Unfortunately, these breathtaking scenes are not complimented by Herzog’s pacing decisions. Phantom der Nacht moves very slowly. Very. Very. Slowly. There's a number of reasons for this -- shots linger for many seconds longer than absolutely necessary, actors take speaking sabbaticals between sentences, and excessive time is spent establishing locations. None of these peculiarities would be a problem if Herzog had undertaken a remake of, say, Murnau's The Last Laugh or Sunrise. However, this is meant to be Nosferatu and Herzog's editing choices defuse tension and drain much of the horror from the story, leaving only a sense of disquiet behind.

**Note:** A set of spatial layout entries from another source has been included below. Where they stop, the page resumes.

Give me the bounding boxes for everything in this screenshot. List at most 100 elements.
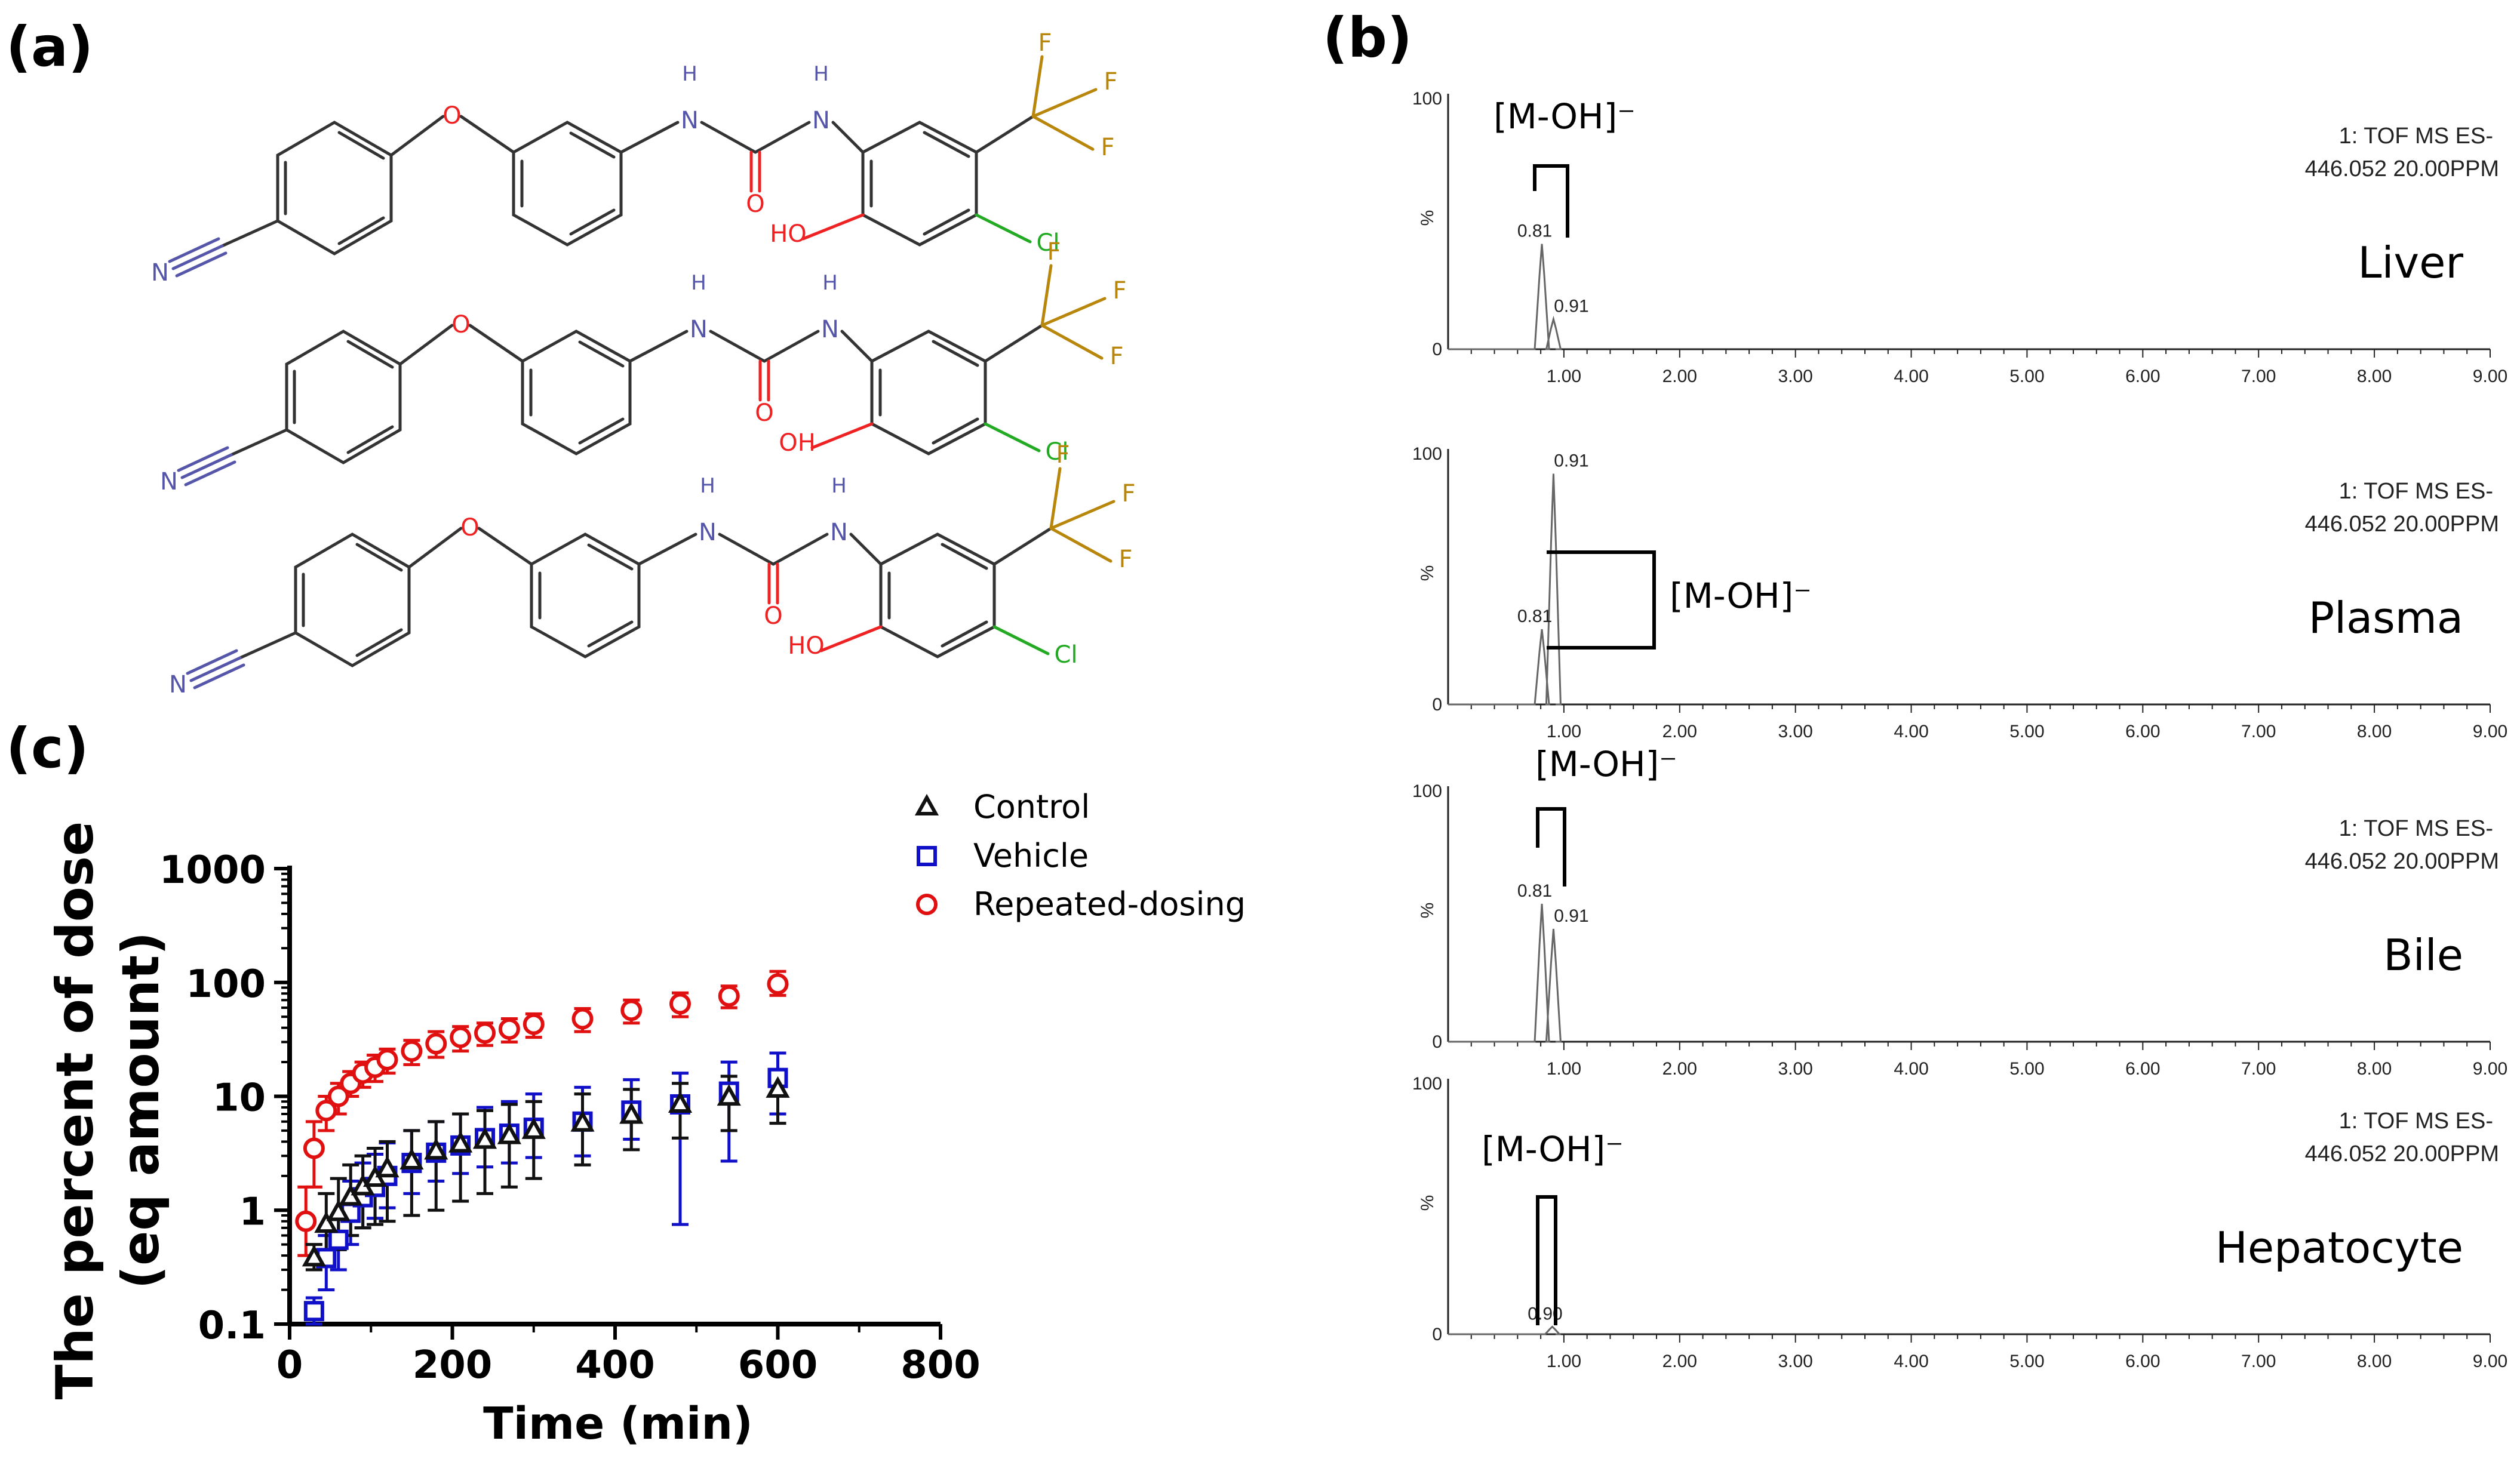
x-axis-label: Time (min): [483, 1398, 753, 1449]
point-circle: [295, 1210, 317, 1232]
atom-f2: F: [1121, 480, 1135, 507]
chromatogram-x-tick-label: 7.00: [2241, 722, 2276, 741]
peak-label: 0.91: [1554, 906, 1588, 926]
chromatogram-y-top-label: 100: [1412, 444, 1442, 464]
point-circle: [425, 1033, 447, 1055]
chromatogram-x-tick-label: 8.00: [2357, 722, 2392, 741]
chromatogram-x-tick-label: 4.00: [1894, 722, 1928, 741]
chromatogram-x-tick-label: 5.00: [2009, 722, 2044, 741]
mass-label: 446.052 20.00PPM: [2305, 156, 2499, 181]
ion-label: [M-OH]⁻: [1493, 96, 1636, 137]
atom-f1: F: [1047, 238, 1061, 266]
atom-f1: F: [1038, 29, 1052, 57]
chemical-structures-panel: NOHNHNOFFFClHONOHNHNOFFFClOHNOHNHNOFFFCl…: [151, 29, 1135, 698]
chromatogram-y-top-label: 100: [1412, 1074, 1442, 1094]
point-square: [328, 1229, 349, 1250]
point-triangle: [448, 1131, 473, 1153]
atom-nitrile-n: N: [151, 259, 169, 287]
panel-label-a: (a): [6, 15, 93, 79]
mass-label: 446.052 20.00PPM: [2305, 1141, 2499, 1166]
atom-ether-o: O: [451, 311, 470, 338]
instrument-label: 1: TOF MS ES-: [2339, 124, 2493, 149]
mass-label: 446.052 20.00PPM: [2305, 512, 2499, 537]
y-tick-label: 1: [239, 1190, 266, 1234]
point-triangle: [717, 1084, 741, 1106]
point-circle: [571, 1008, 594, 1030]
chromatogram-x-tick-label: 1.00: [1547, 367, 1581, 386]
atom-nitrile-n: N: [160, 468, 178, 495]
point-triangle: [668, 1091, 693, 1113]
sample-label: Bile: [2383, 930, 2463, 980]
chromatogram-x-tick-label: 3.00: [1778, 1059, 1812, 1079]
y-tick-label: 100: [186, 962, 266, 1006]
point-circle: [718, 985, 740, 1007]
atom-cl: Cl: [1045, 438, 1068, 466]
chromatogram-y-label: %: [1418, 903, 1437, 919]
point-triangle: [314, 1211, 339, 1233]
chromatogram-y-bottom-label: 0: [1432, 1032, 1442, 1052]
atom-nitrile-n: N: [169, 671, 187, 698]
atom-nh2-h: H: [822, 271, 838, 295]
chromatogram-x-tick-label: 1.00: [1547, 1059, 1581, 1079]
pk-chart-panel: 0.1 1 10 100 1000 0 200 400 600 800 The percent o…: [45, 788, 1246, 1449]
chromatogram-x-tick-label: 6.00: [2125, 1352, 2160, 1371]
chromatogram-x-tick-label: 9.00: [2473, 722, 2507, 741]
atom-f2: F: [1113, 277, 1126, 304]
y-tick-label: 0.1: [198, 1304, 266, 1348]
instrument-label: 1: TOF MS ES-: [2339, 479, 2493, 504]
ion-bracket: [1547, 550, 1656, 650]
chromatogram-x-tick-label: 9.00: [2473, 1059, 2507, 1079]
structure-bonds: [188, 469, 1114, 688]
x-tick-label: 600: [738, 1343, 818, 1387]
chromatogram-liver: 100 0% 1.00 2.00 3.00 4.00 5.00 6.00 7.00 8.00 9.0…: [1412, 89, 2507, 386]
atom-f1: F: [1056, 441, 1070, 469]
chromatogram-x-tick-label: 8.00: [2357, 1352, 2392, 1371]
panel-label-b: (b): [1323, 6, 1412, 70]
sample-label: Hepatocyte: [2215, 1223, 2463, 1273]
chromatogram-x-tick-label: 4.00: [1894, 1352, 1928, 1371]
point-triangle: [424, 1138, 448, 1160]
y-tick-label: 10: [213, 1076, 266, 1121]
legend-marker-circle: [916, 894, 938, 915]
point-triangle: [326, 1199, 351, 1221]
point-triangle: [766, 1076, 790, 1098]
legend-label: Vehicle: [973, 837, 1089, 875]
chromatogram-trace: [1448, 473, 1562, 706]
chromatogram-bile: 100 0% 1.00 2.00 3.00 4.00 5.00 6.00 7.00 8.00 9.0…: [1412, 744, 2507, 1079]
atom-nh1-h: H: [691, 271, 706, 295]
point-triangle: [302, 1245, 326, 1267]
legend-marker-triangle: [914, 793, 939, 815]
chromatogram-x-tick-label: 5.00: [2009, 367, 2044, 386]
ion-label: [M-OH]⁻: [1535, 744, 1677, 784]
atom-cl: Cl: [1054, 641, 1077, 669]
point-triangle: [570, 1110, 595, 1132]
chromatogram-y-bottom-label: 0: [1432, 340, 1442, 359]
point-triangle: [497, 1122, 521, 1144]
chromatogram-y-bottom-label: 0: [1432, 1325, 1442, 1344]
peak-label: 0.91: [1554, 451, 1588, 471]
chromatogram-trace: [1448, 1325, 1562, 1335]
point-circle: [498, 1018, 520, 1040]
ion-bracket: [1536, 807, 1566, 887]
chromatogram-x-tick-label: 2.00: [1662, 722, 1697, 741]
chromatogram-x-tick-label: 8.00: [2357, 367, 2392, 386]
chromatogram-x-tick-label: 6.00: [2125, 1059, 2160, 1079]
point-circle: [669, 993, 691, 1015]
x-tick-label: 200: [413, 1343, 493, 1387]
chromatogram-x-tick-label: 6.00: [2125, 367, 2160, 386]
chromatogram-trace: [1448, 903, 1562, 1043]
point-circle: [327, 1085, 349, 1107]
peak-label: 0.81: [1517, 221, 1552, 241]
atom-nh2-n: N: [812, 107, 830, 134]
sample-label: Plasma: [2309, 593, 2463, 643]
chromatogram-trace: [1448, 244, 1562, 350]
chromatogram-x-tick-label: 2.00: [1662, 1352, 1697, 1371]
atom-nh1-n: N: [699, 519, 717, 546]
atom-nh2-h: H: [831, 474, 847, 498]
point-circle: [767, 973, 789, 995]
atom-urea-o: O: [755, 399, 773, 427]
point-circle: [401, 1040, 423, 1062]
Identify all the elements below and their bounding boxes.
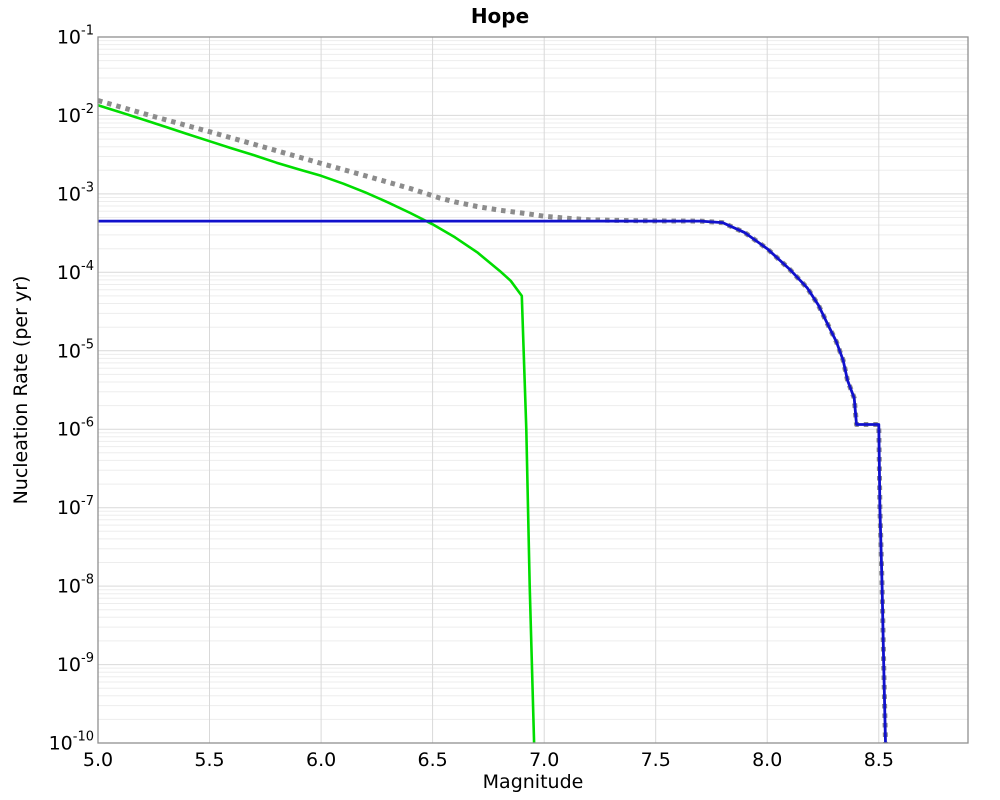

F.W. Murnau produced a masterpiece in 1922. Fifty-seven years later, Werner Herzog tried for the same. The result is neither masterpiece nor folly but the kind of near-miss only a genius could create. Herzog's remake is rich with subtext and beautiful in its own way, though waylaid by some unfortunate directorial choices. As fascinating for its flaws as it is for its successes, Nosferatu: Phantom der Nacht is still worthy and deserving of the effort to explore its nuances.
This review is part of German Horror Week, the third of five celebrations of international horror done for our Shocktober 2008 event.
1 In the interest of full disclosure, there is one reference made to Bela Lugosi's "children of the night" line from the 1931 Dracula. However, on the DVD commentary for Phantom der Nacht, Herzog claims that he hasn't seen that version. Either he's misremembering or he pulled that bit from popular culture. In any case, it's the exception rather than the rule.
2 "Werner Herzog Talks About the Making of His New Films: 'Nosferatu the Vampyre.'" Nosferatu: Phantom der Nacht. DVD. 1979. Anchor Bay Entertainment, 2004.
3 Herzog, Werner and Norman Hill. Audio Commentary. Nosferatu: Phantom der Nacht. DVD. Anchor Bay Entertainment, 2004.